Check with National Weather Service before traveling. The National Weather Service issues winter weather warnings, watches and advisories. Please see www.arh.noaa.gov/hazards.php

No Winter Maintenance: A few major highways are not maintained during the winter months. Travel is strongly discouraged for your safety. Please abide by these warnings as roads are impassable due to extreme weather conditions and may be life threatening. Emergency services and travel assistance are not available. These warnings are noted under Urgent Reports on the 511.Alaska.gov.

Generally the following highways are not maintained during the winter months (October – May). These dates may vary depending on changing weather patterns year-after-year.

Denali Highway

Denali Park Highway (Please contact the Denali National Park for more information)

Taylor Highway

Top-of-the World Highway

McCarthy Road (limited plowing occurs to access airport)

Nome area: Kourgarok Road/Nome-Taylor Highway (closed beyond Milepost 13); Nome-Teller Highway (closed beyond Milepost 8); Council Road (closed beyond Milepost 3); Glacier Creek Road; Saint Mary’s/Mountain Village Road.

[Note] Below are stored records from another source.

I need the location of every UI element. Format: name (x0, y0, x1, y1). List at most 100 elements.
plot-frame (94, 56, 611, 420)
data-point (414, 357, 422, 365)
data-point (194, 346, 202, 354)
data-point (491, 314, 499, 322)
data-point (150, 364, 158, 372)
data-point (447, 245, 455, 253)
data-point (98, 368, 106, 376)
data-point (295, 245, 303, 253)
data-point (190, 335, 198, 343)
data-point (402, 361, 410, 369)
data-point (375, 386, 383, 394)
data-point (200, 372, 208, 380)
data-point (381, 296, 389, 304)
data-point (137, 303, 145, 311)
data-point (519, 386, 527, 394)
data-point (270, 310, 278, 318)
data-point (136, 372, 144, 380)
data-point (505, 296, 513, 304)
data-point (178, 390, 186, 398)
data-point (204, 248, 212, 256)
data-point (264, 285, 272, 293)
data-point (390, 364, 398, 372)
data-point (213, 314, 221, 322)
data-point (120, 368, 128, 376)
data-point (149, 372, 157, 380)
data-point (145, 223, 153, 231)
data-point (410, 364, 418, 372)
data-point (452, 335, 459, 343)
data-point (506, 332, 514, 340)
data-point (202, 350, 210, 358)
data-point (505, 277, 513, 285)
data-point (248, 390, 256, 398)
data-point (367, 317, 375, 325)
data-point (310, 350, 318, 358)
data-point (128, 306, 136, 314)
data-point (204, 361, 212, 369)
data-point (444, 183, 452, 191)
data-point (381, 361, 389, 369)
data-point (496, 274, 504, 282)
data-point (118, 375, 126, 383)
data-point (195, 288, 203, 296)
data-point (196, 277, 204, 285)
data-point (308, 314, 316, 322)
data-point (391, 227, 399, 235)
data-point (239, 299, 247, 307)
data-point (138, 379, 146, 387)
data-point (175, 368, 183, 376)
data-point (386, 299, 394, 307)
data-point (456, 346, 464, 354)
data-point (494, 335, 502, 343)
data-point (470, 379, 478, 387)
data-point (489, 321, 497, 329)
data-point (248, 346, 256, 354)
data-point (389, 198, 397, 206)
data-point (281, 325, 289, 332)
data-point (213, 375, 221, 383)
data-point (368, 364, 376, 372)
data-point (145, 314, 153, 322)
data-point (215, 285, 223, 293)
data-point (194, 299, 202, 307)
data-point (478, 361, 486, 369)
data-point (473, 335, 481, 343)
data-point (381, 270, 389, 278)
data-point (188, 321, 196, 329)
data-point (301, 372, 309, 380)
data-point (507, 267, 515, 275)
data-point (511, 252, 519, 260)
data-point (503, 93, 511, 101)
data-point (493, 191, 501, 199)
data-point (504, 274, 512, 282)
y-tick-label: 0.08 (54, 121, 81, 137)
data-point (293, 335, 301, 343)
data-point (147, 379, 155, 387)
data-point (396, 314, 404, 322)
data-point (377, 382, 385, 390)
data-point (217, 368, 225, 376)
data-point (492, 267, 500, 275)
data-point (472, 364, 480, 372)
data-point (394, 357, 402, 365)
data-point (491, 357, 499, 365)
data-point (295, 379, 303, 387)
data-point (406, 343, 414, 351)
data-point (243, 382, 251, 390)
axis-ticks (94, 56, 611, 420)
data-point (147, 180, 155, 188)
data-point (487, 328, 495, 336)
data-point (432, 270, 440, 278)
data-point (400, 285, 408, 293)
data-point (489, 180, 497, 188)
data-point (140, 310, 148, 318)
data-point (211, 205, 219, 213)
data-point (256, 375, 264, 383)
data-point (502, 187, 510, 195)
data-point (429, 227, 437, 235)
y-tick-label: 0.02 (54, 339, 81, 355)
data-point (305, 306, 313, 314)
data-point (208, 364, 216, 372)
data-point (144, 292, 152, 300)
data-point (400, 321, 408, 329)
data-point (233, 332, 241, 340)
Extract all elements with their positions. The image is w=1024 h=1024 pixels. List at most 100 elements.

Prepare your vehicle. Make sure your vehicle is properly equipped for winter driving conditions and/or incase of an emergency. While you should keep your vehicle in top operating condition all year round, it is especially important to get it winterized. Read your owner’s manual and check the following: tire pressure, defroster & heater, battery & lights, motor oil, antifreeze, belts, hoses, filters, brakes, brake fluid, wiper blades and windshield washer fluid. Carry extra provisions in case you get stranded, i.e., flares, candles, blankets, food, shovel, etc.

Reduce speeds. Drive according to road and weather conditions. Remember, the posted speed limits are for dry pavement.

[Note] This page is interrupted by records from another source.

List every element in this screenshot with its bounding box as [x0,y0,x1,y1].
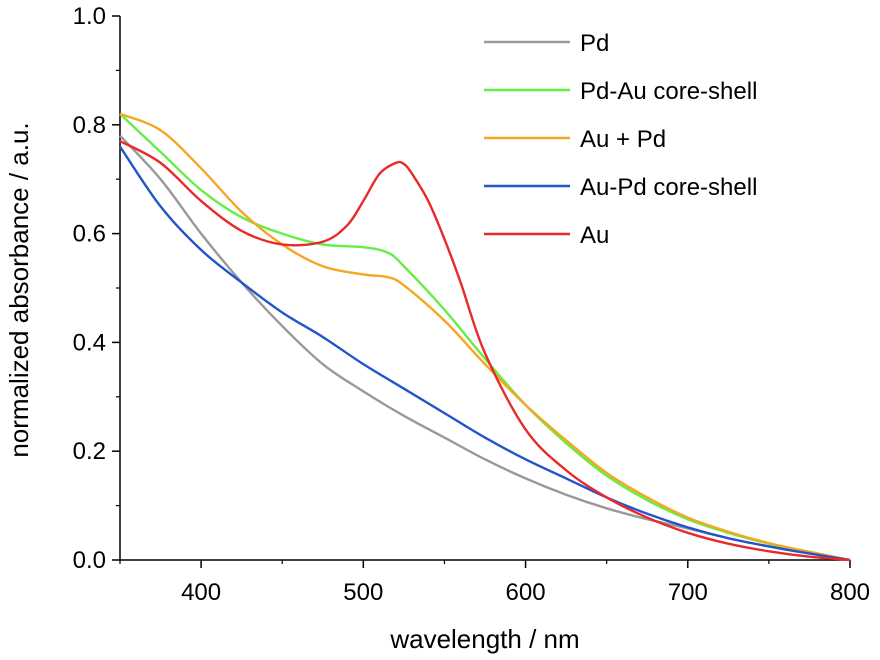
x-tick-label: 400 [181,579,221,606]
series-line-au-pd [119,112,851,562]
x-axis-title: wavelength / nm [389,624,579,654]
y-axis-title: normalized absorbance / a.u. [4,122,34,457]
legend: Pd Pd-Au core-shell Au + Pd Au-Pd core-shel… [484,30,757,249]
legend-label-au-pd-core-shell: Au-Pd core-shell [580,174,757,201]
legend-label-au-pd: Au + Pd [580,126,666,153]
y-tick-label: 1.0 [73,3,106,30]
x-tick-label: 500 [343,579,383,606]
y-tick-label: 0.6 [73,221,106,248]
y-tick-label: 0.4 [73,329,106,356]
y-tick-label: 0.8 [73,112,106,139]
x-tick-label: 800 [830,579,870,606]
legend-label-pd: Pd [580,30,609,57]
series-line-au [119,140,851,562]
series-line-au-pd-core-shell [119,145,851,562]
y-axis: 0.0 0.2 0.4 0.6 0.8 1.0 [73,3,120,574]
legend-label-pd-au-core-shell: Pd-Au core-shell [580,78,757,105]
legend-label-au: Au [580,222,609,249]
series-lines [119,112,851,562]
y-tick-label: 0.2 [73,438,106,465]
x-tick-label: 700 [668,579,708,606]
x-axis: 400 500 600 700 800 [119,560,870,606]
x-tick-label: 600 [506,579,546,606]
y-tick-label: 0.0 [73,547,106,574]
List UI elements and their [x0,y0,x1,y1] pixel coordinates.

Snow Removal. Watch for snow removal equipment and give them plenty of room. Stay at least 200 feet back and don’t pass on the right. Caution: Snow removal equipment can cause white out conditions when driving too close.

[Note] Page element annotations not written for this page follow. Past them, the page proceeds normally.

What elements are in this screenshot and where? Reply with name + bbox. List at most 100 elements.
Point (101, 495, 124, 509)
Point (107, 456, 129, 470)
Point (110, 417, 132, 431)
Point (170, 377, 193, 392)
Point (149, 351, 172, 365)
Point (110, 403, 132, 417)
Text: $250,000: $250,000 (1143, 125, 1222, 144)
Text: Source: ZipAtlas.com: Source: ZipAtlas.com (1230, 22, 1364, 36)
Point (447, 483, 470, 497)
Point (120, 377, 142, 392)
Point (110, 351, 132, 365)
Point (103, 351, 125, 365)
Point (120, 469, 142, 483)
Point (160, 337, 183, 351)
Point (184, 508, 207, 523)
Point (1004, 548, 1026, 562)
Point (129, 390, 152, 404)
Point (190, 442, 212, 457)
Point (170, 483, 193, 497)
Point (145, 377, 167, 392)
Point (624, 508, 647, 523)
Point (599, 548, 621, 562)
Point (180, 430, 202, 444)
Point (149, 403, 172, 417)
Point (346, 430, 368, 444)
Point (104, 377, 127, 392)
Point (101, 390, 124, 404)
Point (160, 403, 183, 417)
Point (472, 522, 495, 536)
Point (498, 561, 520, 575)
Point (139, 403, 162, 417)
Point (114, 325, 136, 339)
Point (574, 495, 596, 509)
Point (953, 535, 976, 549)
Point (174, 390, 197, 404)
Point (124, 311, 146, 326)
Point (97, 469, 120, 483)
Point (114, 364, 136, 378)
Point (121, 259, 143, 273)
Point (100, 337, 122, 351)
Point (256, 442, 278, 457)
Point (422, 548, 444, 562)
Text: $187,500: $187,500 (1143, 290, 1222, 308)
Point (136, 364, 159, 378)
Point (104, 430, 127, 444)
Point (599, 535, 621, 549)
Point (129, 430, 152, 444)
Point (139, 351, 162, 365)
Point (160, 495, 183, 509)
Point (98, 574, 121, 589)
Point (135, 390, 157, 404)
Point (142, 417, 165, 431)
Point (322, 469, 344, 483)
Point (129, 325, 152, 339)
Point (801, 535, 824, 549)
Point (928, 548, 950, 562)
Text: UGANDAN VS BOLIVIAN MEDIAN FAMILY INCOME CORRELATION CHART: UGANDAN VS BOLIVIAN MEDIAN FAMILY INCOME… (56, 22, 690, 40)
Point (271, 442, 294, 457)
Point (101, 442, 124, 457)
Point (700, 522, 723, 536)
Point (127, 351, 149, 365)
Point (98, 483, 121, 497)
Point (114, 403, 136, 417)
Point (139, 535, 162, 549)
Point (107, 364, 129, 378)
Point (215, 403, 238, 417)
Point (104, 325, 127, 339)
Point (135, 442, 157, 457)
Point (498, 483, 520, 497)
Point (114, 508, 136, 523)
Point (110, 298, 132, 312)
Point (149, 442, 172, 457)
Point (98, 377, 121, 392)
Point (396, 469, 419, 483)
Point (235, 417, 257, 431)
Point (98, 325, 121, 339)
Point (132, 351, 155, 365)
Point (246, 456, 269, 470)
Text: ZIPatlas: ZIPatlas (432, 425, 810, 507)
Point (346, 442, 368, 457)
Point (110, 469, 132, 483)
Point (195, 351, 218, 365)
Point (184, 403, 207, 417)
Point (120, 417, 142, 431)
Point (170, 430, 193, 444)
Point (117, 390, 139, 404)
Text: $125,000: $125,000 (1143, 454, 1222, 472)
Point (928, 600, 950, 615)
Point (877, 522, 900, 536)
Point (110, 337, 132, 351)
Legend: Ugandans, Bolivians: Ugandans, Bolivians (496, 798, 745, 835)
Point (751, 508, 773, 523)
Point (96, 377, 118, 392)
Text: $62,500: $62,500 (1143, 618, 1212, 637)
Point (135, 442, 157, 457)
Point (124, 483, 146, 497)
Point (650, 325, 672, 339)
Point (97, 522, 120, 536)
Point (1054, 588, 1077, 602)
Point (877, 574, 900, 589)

Stay Alert. Large animals crossing Alaska’s highways occur often, i.e. moose, caribou. Watch for snow removal equipment and give them plenty of room. Stay at least 200 feet back and don’t pass on the right.

Wildlife Crossing. Large animals crossing Alaska’s highways occur often, i.e., moose, caribou. Typical caribou migrations occur on the Richardson and Tok-Cutoff Highways, but may occur elsewhere. Caribou notices are generally posted on the 511.Alaska.gov, but you should always remain alert for large animal’s crossing.

Leave plenty of room for stopping. It takes more time to stop when the roads are wet or icy.

Drive with your headlights on. Turn your lights on so others can see you.

Watch for ice on bridges and overpasses. Even when the rest of the road is in good condition. Bridge decks and overpasses ice up first.

Studded tire usage. Studded tires may be used from Sept 15 – May 1st.

Seatbelts saves lives. Wear a safety belt. It’s the law and for your own safety.

Don’t drink and drive, not even with a “buzz.” Drinking and driving don’t mix. Use a designated driver.

Cellular phone coverage is limited. Cellular phone coverage is very sporadic outside Anchorage and Fairbanks. Prepare your vehicle before you travel and check the National Weather Service forecasts.

Slower traffic keep right. Pull over and allow vehicles to safely pass. It is illegal to hold up 5 or more vehicles behind you.

Wait it out! Always plan plenty of time to reach your destination. You do not want to feel rushed into driving through adverse weather conditions. Wait it out!